Lawmakers Do Shut-off Shuffle

Berlin box plan weighed for U.S.

WASHINGTON

The onus of nailing down a hankered-for hard date for shutting down analog broadcast signals is coming down to converter boxes.

Lawmakers across the board have long speechified about a hard analog-shutdown date, but there is little consensus on what that date should be and how to get to it. The House Telecom subcommittee sent the Government Accountability Office to Berlin to study the analog shutdown in that city. The GAO subsequently reported that the key to Berlin's digital transition was "encouraging households to purchase set-top [analog-to-digital converter] boxes or digital televisions."

In Berlin, encouragement consisted of telling people their TVs would no longer receive broadcast signals as of August 2003 without a converter box. Around 160,000 of Berlin's TV households rely solely on over-the-air signals; the poorest received a subsidy to buy a converter. Berlin shut down analog signals 10 months after digital transmissions began.

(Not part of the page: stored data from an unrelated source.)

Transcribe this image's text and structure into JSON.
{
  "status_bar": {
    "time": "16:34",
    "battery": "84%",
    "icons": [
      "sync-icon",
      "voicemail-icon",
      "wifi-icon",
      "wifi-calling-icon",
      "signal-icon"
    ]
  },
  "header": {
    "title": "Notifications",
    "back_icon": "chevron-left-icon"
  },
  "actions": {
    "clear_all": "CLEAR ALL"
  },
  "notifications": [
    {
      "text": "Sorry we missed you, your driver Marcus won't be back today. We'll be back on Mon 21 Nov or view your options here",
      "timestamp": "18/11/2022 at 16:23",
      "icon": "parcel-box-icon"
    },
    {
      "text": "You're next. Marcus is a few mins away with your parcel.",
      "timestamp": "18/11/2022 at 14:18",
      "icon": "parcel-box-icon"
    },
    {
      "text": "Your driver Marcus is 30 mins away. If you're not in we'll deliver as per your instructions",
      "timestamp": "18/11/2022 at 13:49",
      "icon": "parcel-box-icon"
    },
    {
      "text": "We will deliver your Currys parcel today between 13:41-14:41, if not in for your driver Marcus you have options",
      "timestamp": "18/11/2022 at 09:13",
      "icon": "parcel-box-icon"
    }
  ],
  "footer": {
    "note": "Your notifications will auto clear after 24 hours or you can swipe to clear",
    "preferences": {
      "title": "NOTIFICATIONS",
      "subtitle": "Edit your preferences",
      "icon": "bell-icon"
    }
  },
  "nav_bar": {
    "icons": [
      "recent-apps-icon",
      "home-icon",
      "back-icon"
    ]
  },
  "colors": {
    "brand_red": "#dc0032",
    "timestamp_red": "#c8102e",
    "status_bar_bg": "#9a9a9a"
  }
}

U.S. lawmakers are flustered that eight years after digital broadcasting commenced here, analog shutdown appears to be nowhere in sight. But wir sind nicht Berliners. In all of Germany, television is primarily a public entity funded by a mandatory monthly fee, which is waived for welfare recipients and low-income households. Consequently, the logistics of providing converter-box subsidies in Berlin were built into the socioeconomic structure.

LESSONS FROM BERLIN

The FCC's Media Bureau has suggested using spectrum auction proceeds to generate the subsidy, but distribution would be up to Congress. At the lessons-from-Berlin hearing attended by a handful of lawmakers last month, the primary difference between the German capital and the United States became progressively clear, i.e., the United States has 60 times the number of television households and is 11 million times larger than Berlin.

Subcommittee Chairman Fred Upton (R-Mich.), asked hearing witnesses who should get the subsidy-low-income households, those relying only on over-the-air signals, or every household with a set not hooked up to cable or satellite.

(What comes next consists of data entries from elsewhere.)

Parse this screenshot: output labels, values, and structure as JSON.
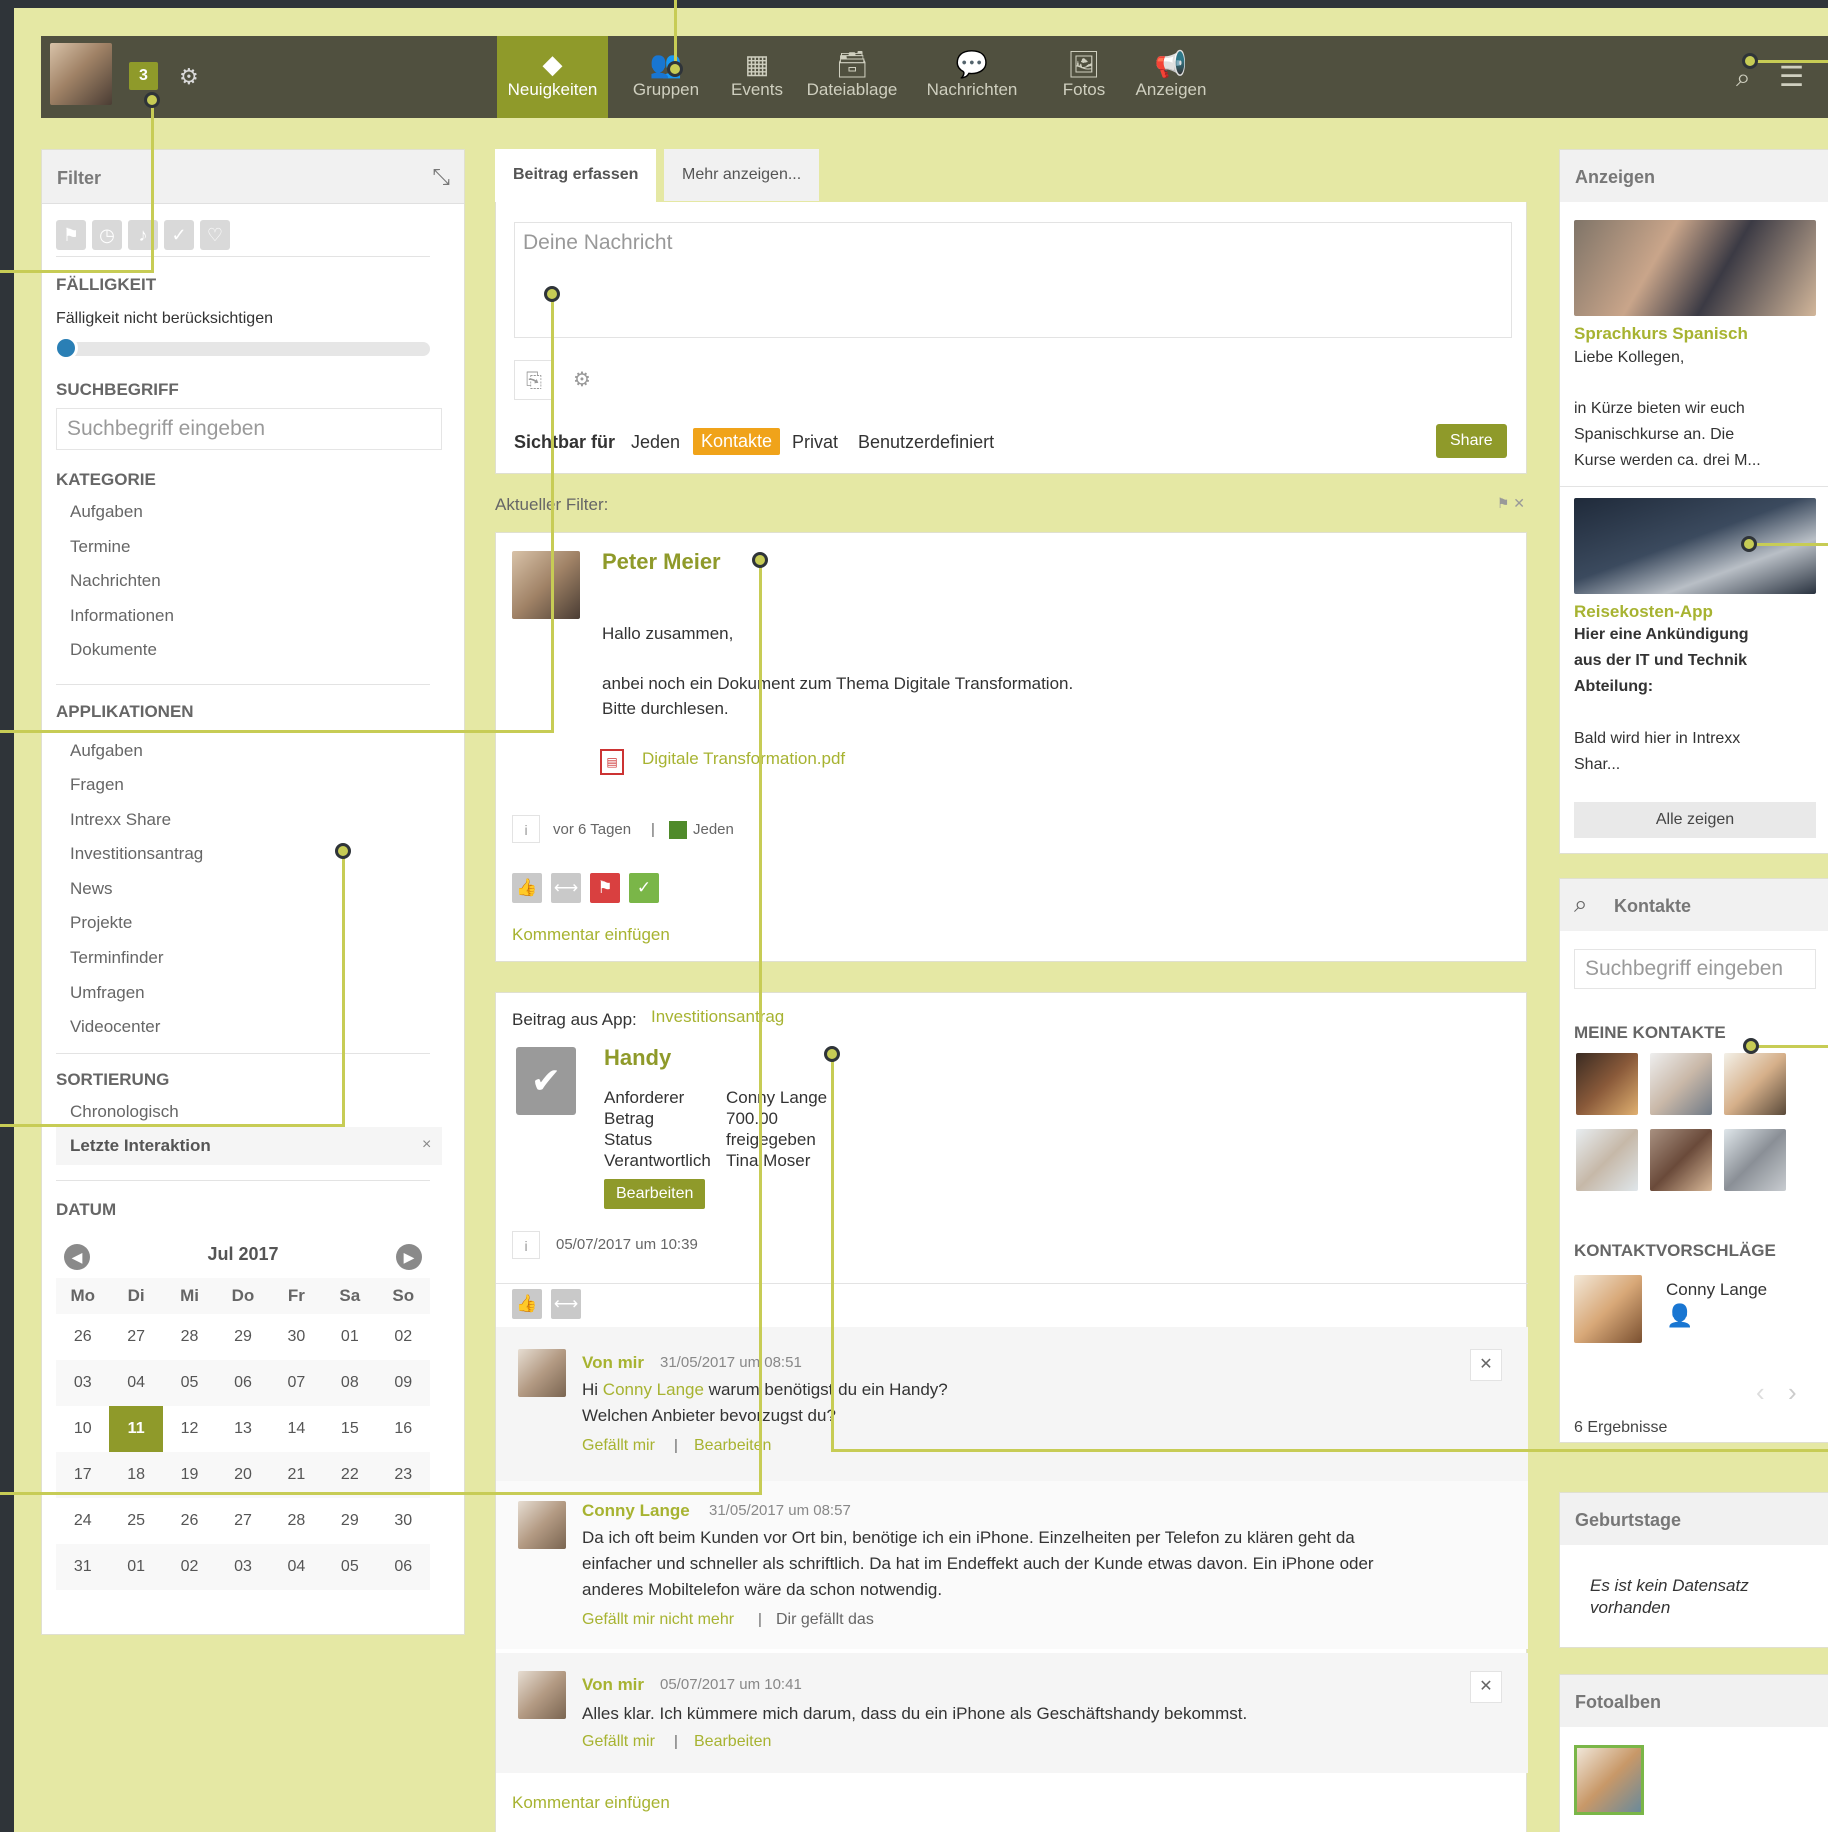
{
  "topbar": {
    "badge_count": "3",
    "nav": [
      {
        "label": "Neuigkeiten",
        "icon": "news-diamond-icon",
        "active": true
      },
      {
        "label": "Gruppen",
        "icon": "groups-icon"
      },
      {
        "label": "Events",
        "icon": "calendar-icon"
      },
      {
        "label": "Dateiablage",
        "icon": "file-archive-icon"
      },
      {
        "label": "Nachrichten",
        "icon": "messages-icon"
      },
      {
        "label": "Fotos",
        "icon": "photos-icon"
      },
      {
        "label": "Anzeigen",
        "icon": "megaphone-icon"
      }
    ]
  },
  "filter": {
    "title": "Filter",
    "faelligkeit_title": "FÄLLIGKEIT",
    "faelligkeit_text": "Fälligkeit nicht berücksichtigen",
    "suchbegriff_title": "SUCHBEGRIFF",
    "suchbegriff_placeholder": "Suchbegriff eingeben",
    "kategorie_title": "KATEGORIE",
    "kategorien": [
      "Aufgaben",
      "Termine",
      "Nachrichten",
      "Informationen",
      "Dokumente"
    ],
    "applikationen_title": "APPLIKATIONEN",
    "applikationen": [
      "Aufgaben",
      "Fragen",
      "Intrexx Share",
      "Investitionsantrag",
      "News",
      "Projekte",
      "Terminfinder",
      "Umfragen",
      "Videocenter"
    ],
    "sortierung_title": "SORTIERUNG",
    "sortierung": [
      "Chronologisch",
      "Letzte Interaktion"
    ],
    "datum_title": "DATUM"
  },
  "calendar": {
    "month": "Jul 2017",
    "weekdays": [
      "Mo",
      "Di",
      "Mi",
      "Do",
      "Fr",
      "Sa",
      "So"
    ],
    "weeks": [
      [
        "26",
        "27",
        "28",
        "29",
        "30",
        "01",
        "02"
      ],
      [
        "03",
        "04",
        "05",
        "06",
        "07",
        "08",
        "09"
      ],
      [
        "10",
        "11",
        "12",
        "13",
        "14",
        "15",
        "16"
      ],
      [
        "17",
        "18",
        "19",
        "20",
        "21",
        "22",
        "23"
      ],
      [
        "24",
        "25",
        "26",
        "27",
        "28",
        "29",
        "30"
      ],
      [
        "31",
        "01",
        "02",
        "03",
        "04",
        "05",
        "06"
      ]
    ],
    "today": "11"
  },
  "composer": {
    "tab_active": "Beitrag erfassen",
    "tab_more": "Mehr anzeigen...",
    "placeholder": "Deine Nachricht",
    "visible_label": "Sichtbar für",
    "vis_options": [
      "Jeden",
      "Kontakte",
      "Privat",
      "Benutzerdefiniert"
    ],
    "vis_selected": "Kontakte",
    "share": "Share"
  },
  "current_filter": "Aktueller Filter:",
  "post1": {
    "author": "Peter Meier",
    "line1": "Hallo zusammen,",
    "line2": "anbei noch ein Dokument zum Thema Digitale Transformation.",
    "line3": "Bitte durchlesen.",
    "attachment": "Digitale Transformation.pdf",
    "time": "vor 6 Tagen",
    "visibility": "Jeden",
    "comment_link": "Kommentar einfügen"
  },
  "post2": {
    "app_prefix": "Beitrag aus App:",
    "app_name": "Investitionsantrag",
    "title": "Handy",
    "fields": [
      {
        "label": "Anforderer",
        "value": "Conny Lange"
      },
      {
        "label": "Betrag",
        "value": "700.00"
      },
      {
        "label": "Status",
        "value": "freigegeben"
      },
      {
        "label": "Verantwortlich",
        "value": "Tina Moser"
      }
    ],
    "edit": "Bearbeiten",
    "time": "05/07/2017 um 10:39",
    "comments": [
      {
        "name": "Von mir",
        "time": "31/05/2017 um 08:51",
        "text_prefix": "Hi",
        "mention": "Conny Lange",
        "text1": "warum benötigst du ein Handy?",
        "text2": "Welchen Anbieter bevorzugst du?",
        "a1": "Gefällt mir",
        "a2": "Bearbeiten"
      },
      {
        "name": "Conny Lange",
        "time": "31/05/2017 um 08:57",
        "line1": "Da ich oft beim Kunden vor Ort bin, benötige ich ein iPhone. Einzelheiten per Telefon zu klären geht da",
        "line2": "einfacher und schneller als schriftlich. Da hat im Endeffekt auch der Kunde etwas davon. Ein iPhone oder",
        "line3": "anderes Mobiltelefon wäre da schon notwendig.",
        "a1": "Gefällt mir nicht mehr",
        "a2": "Dir gefällt das"
      },
      {
        "name": "Von mir",
        "time": "05/07/2017 um 10:41",
        "line1": "Alles klar. Ich kümmere mich darum, dass du ein iPhone als Geschäftshandy bekommst.",
        "a1": "Gefällt mir",
        "a2": "Bearbeiten"
      }
    ],
    "comment_link": "Kommentar einfügen"
  },
  "ads": {
    "title": "Anzeigen",
    "ad1_title": "Sprachkurs Spanisch",
    "ad1_l1": "Liebe Kollegen,",
    "ad1_l2": "in Kürze bieten wir euch",
    "ad1_l3": "Spanischkurse an. Die",
    "ad1_l4": "Kurse werden ca. drei M...",
    "ad2_title": "Reisekosten-App",
    "ad2_b1": "Hier eine Ankündigung",
    "ad2_b2": "aus der IT und Technik",
    "ad2_b3": "Abteilung:",
    "ad2_l1": "Bald wird hier in Intrexx",
    "ad2_l2": "Shar...",
    "show_all": "Alle zeigen"
  },
  "contacts": {
    "title": "Kontakte",
    "placeholder": "Suchbegriff eingeben",
    "mine_title": "MEINE KONTAKTE",
    "suggest_title": "KONTAKTVORSCHLÄGE",
    "suggest_name": "Conny Lange",
    "results": "6 Ergebnisse"
  },
  "birthdays": {
    "title": "Geburtstage",
    "empty_l1": "Es ist kein Datensatz",
    "empty_l2": "vorhanden"
  },
  "photos": {
    "title": "Fotoalben"
  },
  "colors": {
    "accent": "#8f9a2a",
    "link": "#a7b331",
    "topbar": "#50503f",
    "background": "#e5e8a4",
    "orange": "#f0a31a"
  }
}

Greg Schmidt, vice president and general counsel at LIN TV testified that Congress should subsidize converters for every household with an over-the-air set, which made Rep. Rick Boucher, (D-Va.) somewhat incredulous.

"Should owners of analog sets be held completely harmless?" he asked Schmidt.

Schmidt: "Yes."

Boucher: "The means test in Berlin [involved] those people eligible for welfare."

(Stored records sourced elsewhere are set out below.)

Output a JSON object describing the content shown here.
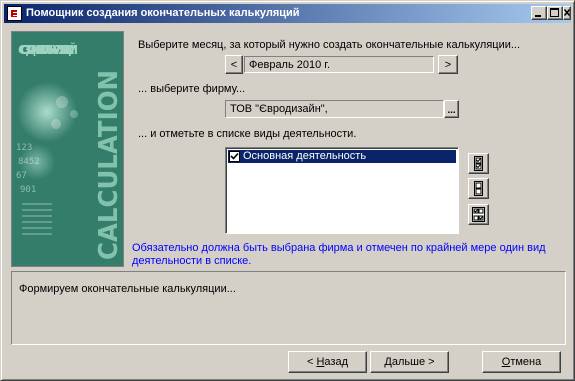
{
  "window": {
    "title": "Помощник создания окончательных калькуляций",
    "icon": "1c-app-icon",
    "controls": [
      "minimize-icon",
      "maximize-icon",
      "close-icon"
    ]
  },
  "side_image": {
    "caption_top": "СОЗДАНИЕ КАЛЬКУЛЯЦИЙ",
    "caption_vertical": "CALCULATION"
  },
  "month": {
    "prompt": "Выберите месяц, за который нужно создать окончательные калькуляции...",
    "value": "Февраль 2010 г.",
    "prev_label": "<",
    "next_label": ">"
  },
  "firm": {
    "prompt": "... выберите фирму...",
    "value": "ТОВ \"Євродизайн\",",
    "select_label": "..."
  },
  "activities": {
    "prompt": "... и отметьте в списке виды деятельности.",
    "items": [
      {
        "label": "Основная деятельность",
        "checked": true,
        "selected": true
      }
    ],
    "side_buttons": [
      "check-all-icon",
      "uncheck-all-icon",
      "invert-check-icon"
    ]
  },
  "note": "Обязательно должна быть выбрана фирма и отмечен по крайней мере один вид деятельности в списке.",
  "status": "Формируем окончательные калькуляции...",
  "buttons": {
    "back": {
      "prefix": "< ",
      "hotkey": "Н",
      "rest": "азад"
    },
    "next": {
      "text": "Дальше >"
    },
    "cancel": {
      "hotkey": "О",
      "rest": "тмена"
    }
  },
  "colors": {
    "titlebar_start": "#0a246a",
    "titlebar_end": "#a6caf0",
    "selection": "#0a246a",
    "note_text": "#0000ff",
    "dialog_bg": "#d4d0c8"
  }
}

Schmidt: "We believe everyone should be eligible for a subsidy."

Boucher: "Your estimate of over-the-air sets-45 million-how reliable is that?"

Schmidt: "If anything, it's conservative. Video recorders are not included in that count."

The cheapest converter boxes available now are around $300, so Boucher figured a $100 subsidy would be necessary to cover all over-the-air sets in time to make a Dec. 31, 2006 analog shutdown-the date set forth in the '96 Telecom Act.

"At $100, you get $4.5 billion," he said. "We may feasibly not receive enough from auction to make the subsidy. Every time we try to estimate the proceeds of an auction, we are usually wrong... dramatically wrong."

Boucher's revelation was a departure on Capitol Hill, where estimates of spectrum auction proceeds more closely resemble budget deficit holes than actual precedent. The sale of licenses in Channels 54, 55 and 59, auctioned off in mid-2002, generated $145,467,590.

At those prices, the remaining analog TV spectrum in Channels 52-69 would bring in around $680 million. While such a straight-forward calculation doesn't account for certain geographic, economic and political factors (like a hard date for the eviction of broadcasters), the government's own estimate has fluctuated from $27 billion to $70 billion and recently settled at around $50 billion.

Proponents of a 2006 shutdown, including full Commerce Committee Chairman Joe Barton (R-Texas), believe that imposing the deadline will boost auction proceeds and drive down the cost of converter boxes.

Carl McGrath of Motorola testified at the hearing that manufacturers could get boxes down to $67 by 2007, if a hard date is imposed, and if there is sufficient demand.

The FCC Media Bureau plan anticipates the availability of $50 boxes by a proposed hard date of Jan. 1, 2009, when presumably fewer households will need one, given continued growth of cable and DBS, and additional sales of digital receivers.

Current estimates of households entirely dependent on over-the-air television range from 12 million to 15 million, and just who resides in these households is a mystery. The FCC has issued an inquiry on over-the-air households (MB Docket No. 04-210), for which comments were due Aug. 11.

There's a prevailing assumption that many such households are inhabited by lower-income elderly females, but not one was among the 31 parties who had filed comments on Docket 04-210 as of July 26. Most filers were telephone companies, itching to get their mitts on 700 MHz spectrum licenses. Replies on the first round of comments are due Sept. 7.